U.S. Bancorp Asset Unit Shifts Name to Broaden Distribution

The chief executive of U.S. Bancorp Asset Management said his company has changed its name to FAF Advisors in order to expand distribution with other financial services companies.

Tom Schreier, the chief executive of the subsidiary of Minneapolis-based U.S. Bancorp and president of its fund unit, First American Funds, said in an interview that the strategy to break out the asset management business from the shadow of its banking parent would foster growth.

“If you look at us five years from now, I would be disappointed if we are not double the size we are at today,” he said. “This growth through other channels will play a part in that.” U.S. Bancorp Asset Management had $90 billion of assets under management at Dec. 31.

Mr. Schreier said he intends to change the company’s brand and culture as well as its name. FAF Advisors has increased its wholesaling force from three to 30 in the past 12 months, he noted.

“This isn’t just about a cosmetic name change,” he said. “From our perspective, we wanted to be ready from an infrastructure and an investment perspective. The brand was the last step. This should signal to the industry that we are ready.”

The name change, which does not take effect until March 31, creates a stronger association between the asset management unit and its mutual fund family, Mr. Schreier said. First American Funds won the 2005 “best overall fund group” award for three-year, risk-adjusted performance among 31 large U.S. fund groups examined by the Lipper Inc. investment research unit of Reuters Co., he noted.

Analysts said U.S. Bancorp is only the latest financial services company to change its asset management subsidiary’s name in an effort to create some marketing distance between them.

In January Merrill Lynch & Co. introduced a new brand for its U.S. retail asset management business. In May, Merrill announced, its U.S. retail products will be offered under the Princeton Portfolio Research and Management brand.

The big Wall Street brokerage firm said at the time that the rebranding was part of a growth strategy for Merrill Lynch Investment Managers to broaden distribution among non-Merrill financial advisers. Ninety-five percent of the estimated 299,978 registered advisers in the United States are nonemployees of Merrill, according to Cerulli Associates.

Robert Doll, the president and chief investment officer of Merrill Lynch Investment Managers, said in a January press release that many advisers view Merrill as a competitor so that the company’s own, well-known name becomes a negative.

Mr. Schreier agreed. Competitors do not want to sell another bank’s products, he said.

“We are a world-class asset manager with distribution across the country,” he said, “and by changing the name, it sends the market the clear indication that this is what we are focused on.”

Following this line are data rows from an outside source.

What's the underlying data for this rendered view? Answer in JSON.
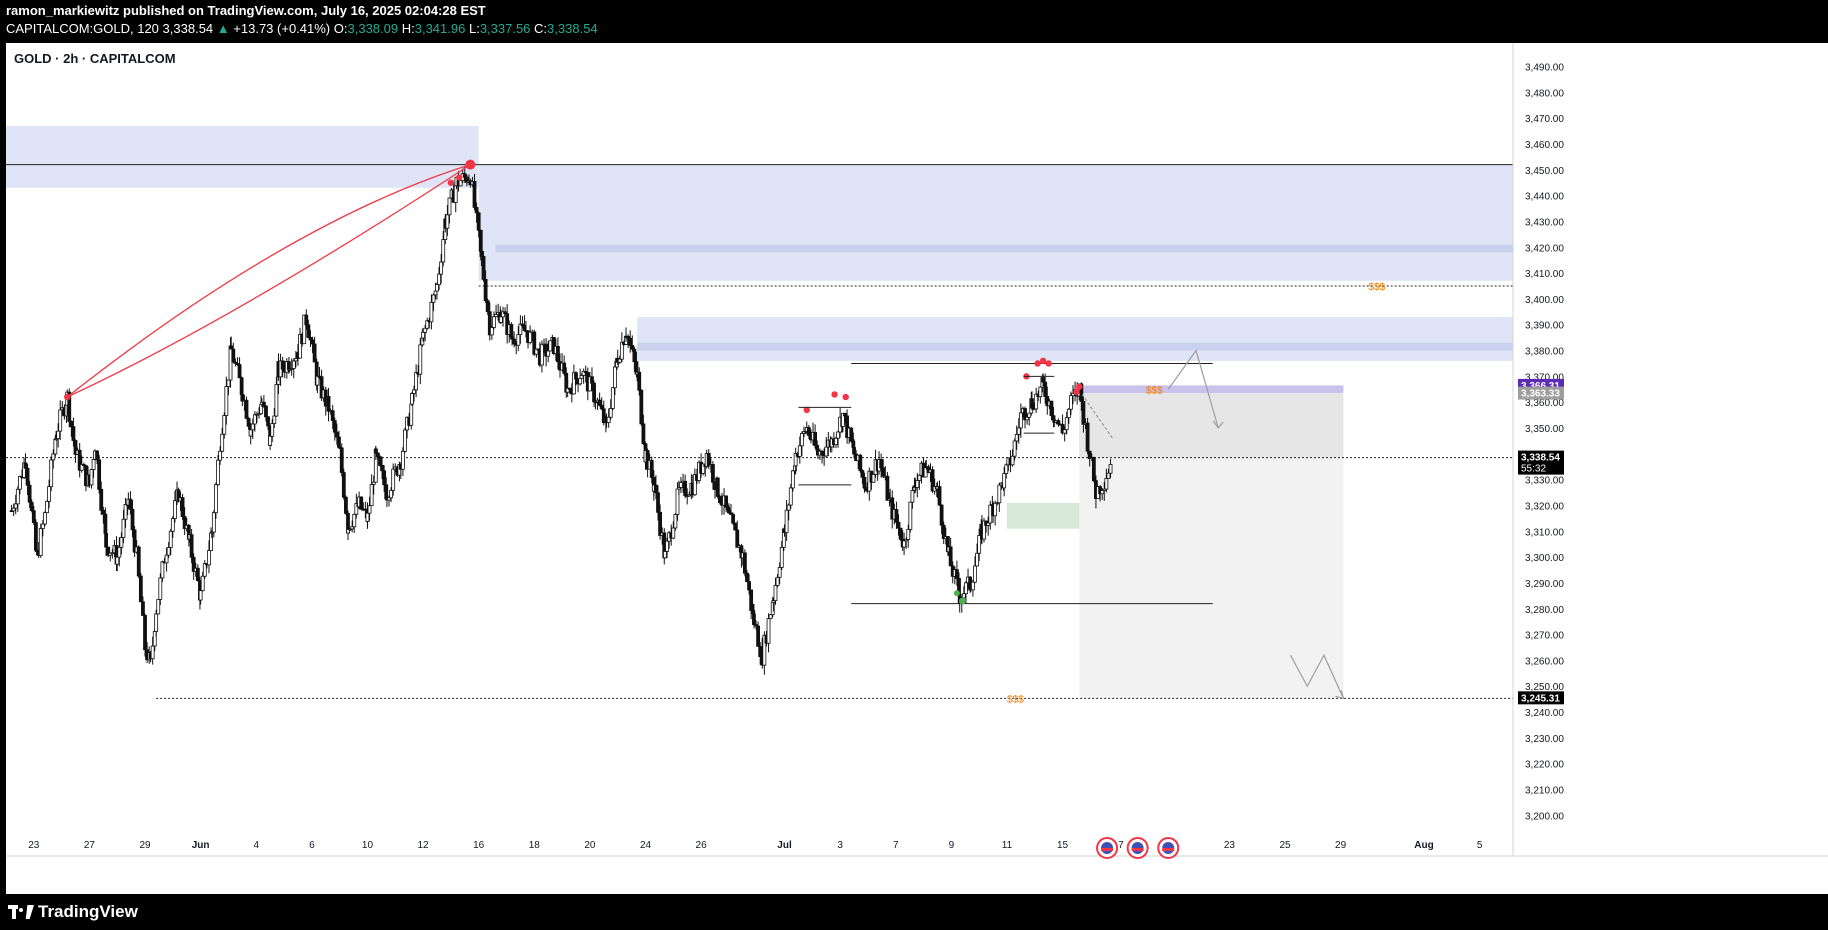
{
  "header": {
    "publisher_line": "ramon_markiewitz published on TradingView.com, July 16, 2025 02:04:28 EST",
    "symbol": "CAPITALCOM:GOLD, 120",
    "last": "3,338.54",
    "change": "+13.73 (+0.41%)",
    "o_label": "O:",
    "o": "3,338.09",
    "h_label": "H:",
    "h": "3,341.96",
    "l_label": "L:",
    "l": "3,337.56",
    "c_label": "C:",
    "c": "3,338.54"
  },
  "footer": {
    "brand": "TradingView"
  },
  "chart_data": {
    "type": "candlestick",
    "title": "GOLD · 2h · CAPITALCOM",
    "ylim": [
      3192,
      3496
    ],
    "y_ticks": [
      3200,
      3210,
      3220,
      3230,
      3240,
      3250,
      3260,
      3270,
      3280,
      3290,
      3300,
      3310,
      3320,
      3330,
      3340,
      3350,
      3360,
      3370,
      3380,
      3390,
      3400,
      3410,
      3420,
      3430,
      3440,
      3450,
      3460,
      3470,
      3480,
      3490
    ],
    "x_ticks": [
      {
        "label": "23",
        "x": 0.8
      },
      {
        "label": "27",
        "x": 2.8
      },
      {
        "label": "29",
        "x": 4.8
      },
      {
        "label": "Jun",
        "x": 6.8
      },
      {
        "label": "4",
        "x": 8.8
      },
      {
        "label": "6",
        "x": 10.8
      },
      {
        "label": "10",
        "x": 12.8
      },
      {
        "label": "12",
        "x": 14.8
      },
      {
        "label": "16",
        "x": 16.8
      },
      {
        "label": "18",
        "x": 18.8
      },
      {
        "label": "20",
        "x": 20.8
      },
      {
        "label": "24",
        "x": 22.8
      },
      {
        "label": "26",
        "x": 24.8
      },
      {
        "label": "Jul",
        "x": 27.8
      },
      {
        "label": "3",
        "x": 29.8
      },
      {
        "label": "7",
        "x": 31.8
      },
      {
        "label": "9",
        "x": 33.8
      },
      {
        "label": "11",
        "x": 35.8
      },
      {
        "label": "15",
        "x": 37.8
      },
      {
        "label": "17",
        "x": 39.8
      },
      {
        "label": "21",
        "x": 41.8
      },
      {
        "label": "23",
        "x": 43.8
      },
      {
        "label": "25",
        "x": 45.8
      },
      {
        "label": "29",
        "x": 47.8
      },
      {
        "label": "Aug",
        "x": 50.8
      },
      {
        "label": "5",
        "x": 52.8
      }
    ],
    "x_range": [
      -0.2,
      54
    ],
    "price_path": [
      [
        0,
        3318
      ],
      [
        0.5,
        3338
      ],
      [
        0.9,
        3300
      ],
      [
        1.2,
        3316
      ],
      [
        1.6,
        3348
      ],
      [
        2.0,
        3362
      ],
      [
        2.3,
        3340
      ],
      [
        2.8,
        3328
      ],
      [
        3.0,
        3344
      ],
      [
        3.4,
        3305
      ],
      [
        3.8,
        3300
      ],
      [
        4.2,
        3322
      ],
      [
        4.5,
        3300
      ],
      [
        4.8,
        3265
      ],
      [
        5.0,
        3258
      ],
      [
        5.2,
        3280
      ],
      [
        5.5,
        3300
      ],
      [
        6.0,
        3325
      ],
      [
        6.4,
        3305
      ],
      [
        6.8,
        3285
      ],
      [
        7.2,
        3310
      ],
      [
        7.5,
        3345
      ],
      [
        7.9,
        3380
      ],
      [
        8.3,
        3364
      ],
      [
        8.6,
        3350
      ],
      [
        9.0,
        3360
      ],
      [
        9.3,
        3345
      ],
      [
        9.6,
        3372
      ],
      [
        10.0,
        3376
      ],
      [
        10.3,
        3380
      ],
      [
        10.6,
        3393
      ],
      [
        11.0,
        3368
      ],
      [
        11.4,
        3358
      ],
      [
        11.8,
        3340
      ],
      [
        12.1,
        3312
      ],
      [
        12.5,
        3320
      ],
      [
        12.8,
        3315
      ],
      [
        13.1,
        3338
      ],
      [
        13.5,
        3325
      ],
      [
        14.0,
        3338
      ],
      [
        14.4,
        3360
      ],
      [
        14.8,
        3385
      ],
      [
        15.3,
        3405
      ],
      [
        15.6,
        3430
      ],
      [
        16.0,
        3445
      ],
      [
        16.5,
        3448
      ],
      [
        16.9,
        3415
      ],
      [
        17.2,
        3390
      ],
      [
        17.6,
        3395
      ],
      [
        18.0,
        3385
      ],
      [
        18.5,
        3388
      ],
      [
        19.0,
        3378
      ],
      [
        19.5,
        3382
      ],
      [
        20.0,
        3365
      ],
      [
        20.5,
        3372
      ],
      [
        21.0,
        3362
      ],
      [
        21.4,
        3350
      ],
      [
        21.8,
        3378
      ],
      [
        22.1,
        3388
      ],
      [
        22.5,
        3370
      ],
      [
        22.8,
        3340
      ],
      [
        23.1,
        3328
      ],
      [
        23.5,
        3300
      ],
      [
        24.0,
        3325
      ],
      [
        24.5,
        3328
      ],
      [
        25.0,
        3340
      ],
      [
        25.4,
        3326
      ],
      [
        25.8,
        3315
      ],
      [
        26.3,
        3300
      ],
      [
        26.7,
        3275
      ],
      [
        27.0,
        3262
      ],
      [
        27.4,
        3285
      ],
      [
        27.8,
        3310
      ],
      [
        28.2,
        3340
      ],
      [
        28.6,
        3350
      ],
      [
        29.0,
        3340
      ],
      [
        29.5,
        3345
      ],
      [
        29.9,
        3355
      ],
      [
        30.3,
        3340
      ],
      [
        30.7,
        3328
      ],
      [
        31.2,
        3338
      ],
      [
        31.6,
        3320
      ],
      [
        32.1,
        3305
      ],
      [
        32.5,
        3330
      ],
      [
        32.9,
        3335
      ],
      [
        33.3,
        3325
      ],
      [
        33.7,
        3300
      ],
      [
        34.1,
        3285
      ],
      [
        34.5,
        3290
      ],
      [
        34.9,
        3310
      ],
      [
        35.3,
        3320
      ],
      [
        35.7,
        3330
      ],
      [
        36.0,
        3340
      ],
      [
        36.3,
        3355
      ],
      [
        36.7,
        3360
      ],
      [
        37.1,
        3366
      ],
      [
        37.5,
        3355
      ],
      [
        37.8,
        3348
      ],
      [
        38.1,
        3360
      ],
      [
        38.4,
        3365
      ],
      [
        38.7,
        3345
      ],
      [
        39.0,
        3325
      ],
      [
        39.3,
        3330
      ],
      [
        39.6,
        3338.54
      ]
    ],
    "zones": [
      {
        "name": "supply-left",
        "x0": -0.2,
        "x1": 16.8,
        "y0": 3443,
        "y1": 3467
      },
      {
        "name": "supply-main",
        "x0": 16.8,
        "x1": 54,
        "y0": 3407,
        "y1": 3452
      },
      {
        "name": "supply-band",
        "x0": 17.4,
        "x1": 54,
        "y0": 3418,
        "y1": 3421
      },
      {
        "name": "supply-mid",
        "x0": 22.5,
        "x1": 54,
        "y0": 3376,
        "y1": 3393
      },
      {
        "name": "supply-mid-band",
        "x0": 22.5,
        "x1": 54,
        "y0": 3380,
        "y1": 3383
      },
      {
        "name": "order-block",
        "x0": 38.4,
        "x1": 47.9,
        "y0": 3363.5,
        "y1": 3366.5
      },
      {
        "name": "fvg-small",
        "x0": 38.4,
        "x1": 39.6,
        "y0": 3342,
        "y1": 3351
      },
      {
        "name": "demand-green",
        "x0": 35.8,
        "x1": 38.6,
        "y0": 3311,
        "y1": 3321
      },
      {
        "name": "short-risk",
        "x0": 38.4,
        "x1": 47.9,
        "y0": 3338.5,
        "y1": 3363.5
      },
      {
        "name": "short-target",
        "x0": 38.4,
        "x1": 47.9,
        "y0": 3245.3,
        "y1": 3338.5
      }
    ],
    "levels": [
      {
        "name": "high-line",
        "price": 3452,
        "x0": -0.2,
        "x1": 54
      },
      {
        "name": "liq-upper",
        "price": 3405,
        "x0": 16.8,
        "x1": 54
      },
      {
        "name": "current",
        "price": 3338.54,
        "x0": -0.2,
        "x1": 54
      },
      {
        "name": "liq-lower",
        "price": 3245.31,
        "x0": 5.2,
        "x1": 54
      },
      {
        "name": "range-top",
        "price": 3375,
        "x0": 30.2,
        "x1": 43.2
      },
      {
        "name": "range-bottom",
        "price": 3282,
        "x0": 30.2,
        "x1": 43.2
      }
    ],
    "liquidity_labels": [
      {
        "text": "$$$",
        "x": 48.8,
        "price": 3405
      },
      {
        "text": "$$$",
        "x": 40.8,
        "price": 3365
      },
      {
        "text": "$$$",
        "x": 35.8,
        "price": 3245.31
      }
    ],
    "price_badges": [
      {
        "text": "3,366.31",
        "price": 3366.31,
        "color": "#5b2bb5"
      },
      {
        "text": "3,363.33",
        "price": 3363.33,
        "color": "#9e9e9e"
      },
      {
        "text": "3,338.54",
        "price": 3338.54,
        "color": "#000000",
        "sub": "55:32"
      },
      {
        "text": "3,245.31",
        "price": 3245.31,
        "color": "#000000"
      }
    ],
    "projection_upper": [
      [
        41.6,
        3365
      ],
      [
        42.6,
        3380
      ],
      [
        43.4,
        3350
      ]
    ],
    "projection_lower": [
      [
        46.0,
        3262
      ],
      [
        46.6,
        3250
      ],
      [
        47.2,
        3262
      ],
      [
        47.9,
        3245.31
      ]
    ],
    "event_icons_x": [
      39.4,
      40.5,
      41.6
    ],
    "accent": {
      "red": "#f23645",
      "green": "#4caf50",
      "zone": "#d9e0f5",
      "grey": "#e8e8e8"
    }
  }
}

Geoffrey Bobroff, an analyst at Bobroff Consulting in East Greenwich, R.I., said every asset manager wants to believe in growth opportunities beyond its footprint but that a name change alone will not create growth.

“A firm like U.S. Bancorp needs strong investment performance, not a new name, to draw assets,” he said. And competing nationally will be very expensive, he said.

“It will take a substantial capital investment to compete with firms for shelf space with financial advisers and third-party wire houses,” Mr. Bobroff said. “It takes foot soldiers and infrastructure, and most importantly, it takes a lot of money.”

Mr. Schreier said the decision to change his unit’s name had less to do with getting away from the bank and more to do with getting closer to the fund family. The asset management unit has a strong relationship with the bank, he said.

“I can tell you that we have immense support from the institution,” he said, “and that isn’t a universal truth in the banking industry. The bank and the asset management unit are linked, and there is a commitment to both, but in the marketplace it can be beneficial to have a name that is more closely linked to the funds.”

The asset management company has evolved steadily since Firstar Corp. bought U.S. Bancorp in November 2000, Mr. Schreier said. The unit carefully selected funds five years ago, he said, to establish strong investment performance and to ultimately bring a strong set of products to other channels.

“We recognized that we needed great investment performance in order to grow because ‘good’ isn’t good enough,” he said. “The strategy now is to continue to build and move into markets that previously we didn’t participate in.”